As you've noted, this generally works, but it varies between datasets. It also runs the risk of you accidentally removing legitimate single cell populations that for whatever reason just have slightly higher (or lower) numbers of genes expressed. This is also true even if you don't eyeball it and use a more objective definition of your thresholds, like removing all cells >3 MADs (median absolute deviations) from the median of the total population. This is excellently presented in the pipeComp preprint - Figures 2 & 3.

So in short, using a blanket cutoff across all cells is a rather heavy handed approach. A safer alternative that will help preserve potentially interesting populations is to apply those distribution based thresholds on a cluster by cluster basis, and then check the remaining clusters to ensure none are composed completely of obvious doublets/multiplets. Or you can use an automated approach like the scDblFinder or DoubletFinder packages that attempt to simulate lots of doublets (or even triplets in scDblFinder) from the data and then compare each cell for similarity to the simulations to identify those that may be multiplets. They generally work fairly well, though you should always manually inspect your results after each step to ensure what's being done makes sense.

ADD COMMENT • link 3.8 years ago by jared.andrews07 ★ 16k

1

Entering edit mode

Wow.. This explanation is just amazing... I clearly understand now.. Thank you so much for the details, Jared.

ADD REPLY • link 3.8 years ago by mvis1231 ▴ 120

2

Entering edit mode

You're quite welcome. And this question isn't silly at all, particularly given your background. You'll find well-written, clear questions like yours here will often be answered quickly and thoroughly. And now others with the same question will easily be able to find an explanation - this is the entire point of Biostars.
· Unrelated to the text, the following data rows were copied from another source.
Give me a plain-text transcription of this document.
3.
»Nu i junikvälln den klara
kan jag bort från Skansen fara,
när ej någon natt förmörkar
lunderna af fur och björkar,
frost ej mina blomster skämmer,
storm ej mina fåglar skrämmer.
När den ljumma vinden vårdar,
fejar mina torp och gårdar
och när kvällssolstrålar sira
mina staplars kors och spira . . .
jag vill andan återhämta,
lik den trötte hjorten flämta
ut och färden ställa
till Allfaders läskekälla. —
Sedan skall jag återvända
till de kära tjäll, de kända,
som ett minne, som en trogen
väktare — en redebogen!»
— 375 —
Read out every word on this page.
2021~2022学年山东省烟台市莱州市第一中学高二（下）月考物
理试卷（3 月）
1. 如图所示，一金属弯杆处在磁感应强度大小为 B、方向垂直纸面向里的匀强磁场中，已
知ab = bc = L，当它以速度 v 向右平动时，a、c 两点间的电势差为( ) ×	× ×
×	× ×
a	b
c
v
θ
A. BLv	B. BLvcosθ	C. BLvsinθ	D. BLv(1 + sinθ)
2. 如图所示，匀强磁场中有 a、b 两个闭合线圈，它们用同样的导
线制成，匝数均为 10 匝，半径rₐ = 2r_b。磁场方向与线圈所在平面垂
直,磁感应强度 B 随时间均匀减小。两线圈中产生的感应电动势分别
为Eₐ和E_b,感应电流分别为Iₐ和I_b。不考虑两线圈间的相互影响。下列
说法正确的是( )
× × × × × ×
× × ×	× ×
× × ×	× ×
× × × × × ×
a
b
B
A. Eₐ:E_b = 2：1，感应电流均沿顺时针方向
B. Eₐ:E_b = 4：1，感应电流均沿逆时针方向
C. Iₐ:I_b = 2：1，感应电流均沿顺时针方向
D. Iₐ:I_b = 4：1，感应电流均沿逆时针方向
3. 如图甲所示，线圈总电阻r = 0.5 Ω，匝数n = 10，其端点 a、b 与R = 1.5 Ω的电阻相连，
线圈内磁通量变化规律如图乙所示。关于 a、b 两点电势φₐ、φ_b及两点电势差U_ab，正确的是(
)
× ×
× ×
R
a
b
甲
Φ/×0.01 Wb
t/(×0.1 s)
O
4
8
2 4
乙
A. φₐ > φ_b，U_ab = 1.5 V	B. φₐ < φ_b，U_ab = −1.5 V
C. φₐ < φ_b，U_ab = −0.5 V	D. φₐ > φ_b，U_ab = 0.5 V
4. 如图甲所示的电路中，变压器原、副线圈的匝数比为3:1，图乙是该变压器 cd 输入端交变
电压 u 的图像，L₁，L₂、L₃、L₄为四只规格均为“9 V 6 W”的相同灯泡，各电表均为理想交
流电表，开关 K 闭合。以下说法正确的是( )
As an aside, you may also find the Orchestrating Single Cell Analysis book by some of the Bioconductor folks very helpful, even if you don't use any Bioconductor packages. It has some very useful contextual info that helps explain many analysis steps like this. It's well-written and easy to understand with many code examples that you can run directly if you'd like.

ADD REPLY • link 3.8 years ago by jared.andrews07 ★ 16k

0

Entering edit mode

beautifully explained

ADD REPLY • link 3.0 years ago by ektavpathak • 0

0

Entering edit mode

This was quite helpful. I was wondering does 2500 feature counts equate to genes expressed by a cell. And if so, I thought the maximum number of genes that can be expressed by a potential cell was much higher? ( this might be a dumb question)

ADD REPLY • link 3.0 years ago by K.T • 0

2

Entering edit mode

This isn't a dumb question, and it's actually pretty important to understand. nFeature does equate to the number of genes detected in a given cell. The number of genes expressed likely is much higher, but one must keep in mind the relatively low number of reads per cell in 10X experiments (50k is a common target). This results in many more lowly expressed transcripts not getting sequenced at all just because of the stoichiometry involved. 10X scRNA-seq is quite sparse and discrepancies are compensated for by the high number of cells profiled, the idea being that it's no big deal if you don't capture a gene in one cell, as you'll (hopefully) catch it in another. Many genes only have 1-2 reads mapped to them for a given cell. Ultimately, you end up comparing clusters/populations of cells rather than individual cells to each other, so this is okay.

Other single cell platforms (e.g. SmartSeq2) tend to more faithfully capture the transcriptome of each cell, but the tradeoff is that they profile a much lower number of cells (a few hundred).